Usually not. OBT works best as a serving layer or data mart built on top of a star schema (or raw/staging layer). The star schema provides governance and conformed dimensions; the OBT simplifies consumption for specific use cases. Building OBT directly from raw sources is possible but loses the benefits of dimensional modeling.
How do I handle dimension changes in OBT?
OBT does not handle SCD elegantly. Options: (1) Current state only — rebuild the OBT periodically with the latest dimension attributes; historical reports show current attributes, not point-in-time. (2) Snapshot columns — add effective_from / effective_to to the OBT if you need history; this widens the table further. (3) Keep star schema for historical — use OBT only for current-state dashboards.
Does OBT work with BigQuery and Snowflake?

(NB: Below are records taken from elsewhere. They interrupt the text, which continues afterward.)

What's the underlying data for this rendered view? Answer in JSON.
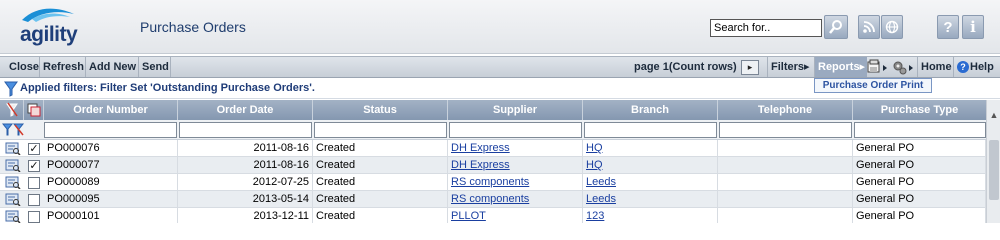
{
  "header": {
    "logo_text": "agility",
    "title": "Purchase Orders",
    "search_placeholder": "Search for..",
    "help_label": "?",
    "info_label": "i"
  },
  "toolbar": {
    "close": "Close",
    "refresh": "Refresh",
    "add_new": "Add New",
    "send": "Send",
    "page_info": "page 1(Count rows)",
    "next": "▸",
    "filters": "Filters▸",
    "reports": "Reports▸",
    "home": "Home",
    "help": "Help",
    "reports_dropdown": "Purchase Order Print"
  },
  "filter_bar": {
    "text": "Applied filters: Filter Set 'Outstanding Purchase Orders'."
  },
  "grid": {
    "columns": [
      "Order Number",
      "Order Date",
      "Status",
      "Supplier",
      "Branch",
      "Telephone",
      "Purchase Type"
    ],
    "rows": [
      {
        "checked": true,
        "order_number": "PO000076",
        "order_date": "2011-08-16",
        "status": "Created",
        "supplier": "DH Express",
        "branch": "HQ",
        "telephone": "",
        "purchase_type": "General PO"
      },
      {
        "checked": true,
        "order_number": "PO000077",
        "order_date": "2011-08-16",
        "status": "Created",
        "supplier": "DH Express",
        "branch": "HQ",
        "telephone": "",
        "purchase_type": "General PO"
      },
      {
        "checked": false,
        "order_number": "PO000089",
        "order_date": "2012-07-25",
        "status": "Created",
        "supplier": "RS components",
        "branch": "Leeds",
        "telephone": "",
        "purchase_type": "General PO"
      },
      {
        "checked": false,
        "order_number": "PO000095",
        "order_date": "2013-05-14",
        "status": "Created",
        "supplier": "RS components",
        "branch": "Leeds",
        "telephone": "",
        "purchase_type": "General PO"
      },
      {
        "checked": false,
        "order_number": "PO000101",
        "order_date": "2013-12-11",
        "status": "Created",
        "supplier": "PLLOT",
        "branch": "123",
        "telephone": "",
        "purchase_type": "General PO"
      }
    ]
  },
  "colors": {
    "header_bg": "#e3e6ea",
    "title": "#1f3d6e",
    "grid_header": "#8497b0",
    "link": "#1a3fa0",
    "alt_row": "#e9edf1"
  },
  "icons": [
    "search-icon",
    "rss-icon",
    "globe-icon",
    "help-icon",
    "info-icon",
    "filter-icon",
    "export-icon",
    "settings-icon",
    "view-record-icon"
  ]
}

Yes. Columnar storage means scanning a wide table is efficient — only the columns in your SELECT are read. Partition by date (e.g., order_date) and cluster by common filter columns (e.g., customer_id, product_category) for best performance. OBT is well-suited to cloud warehouse economics where storage is cheap and compute is billed per query.